Mythology

Bune Wand

This is the old Scottish name given to anything a witch used to fly on.

Contrary to popular belief, the instrument of the witches’ legendary flights through the air was by no means always a broomstick.

The earliest accounts often refer to a forked wand, or simply a staff, which is given to the witch when she is initiated, together with a vessel of ointment, the witches’ unguent; and it is the latter which enables the witch to fly.

One of the earliest writers on witchcraft whose book was printed, was Ulrich Molitor, a Professor of the University of Constance.

His book, De Lamiis (Of Witches), was published in 1489 and contains six very quaint and rather attractive woodcuts.

One of them is the earliest known picture from a printed book of witches in flight.

It depicts three witches, wearing fantastic animal masks, and sharing the same forked staff, on which they are soaring over the countryside.

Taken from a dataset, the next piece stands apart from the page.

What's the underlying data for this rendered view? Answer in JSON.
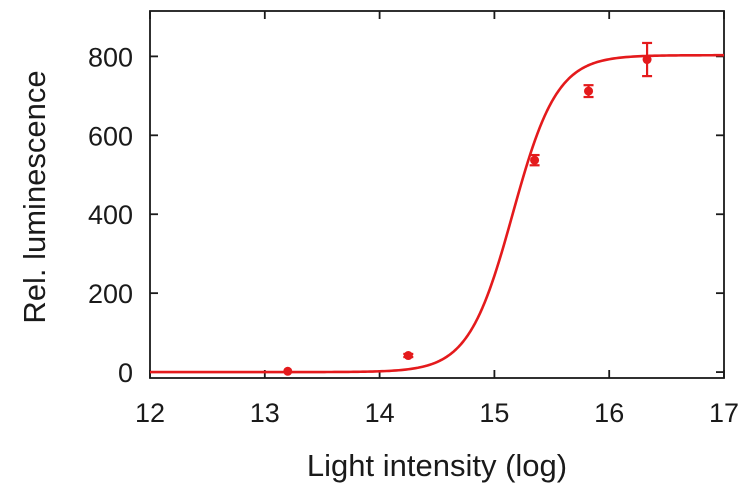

The incidence of this forked staff as a bune wand is interesting when we remember that Diana and Hecate, the classical moon goddesses of
witchcraft were both given the title Trivia, ‘of the three ways’, and their statues stood at places where three roads met.

The forked staff could well symbolize this and hence be used in witches’ rituals.

It also resembled the horns of the Horned God.

Long-stalked plants were often believed to be bune wands for witches, especially such plants as grew in wild and desolate places.

The yellow ragwort is one such; and there is a saying in the Isle of Man, “As arrant a witch as ever rode a ragwort.”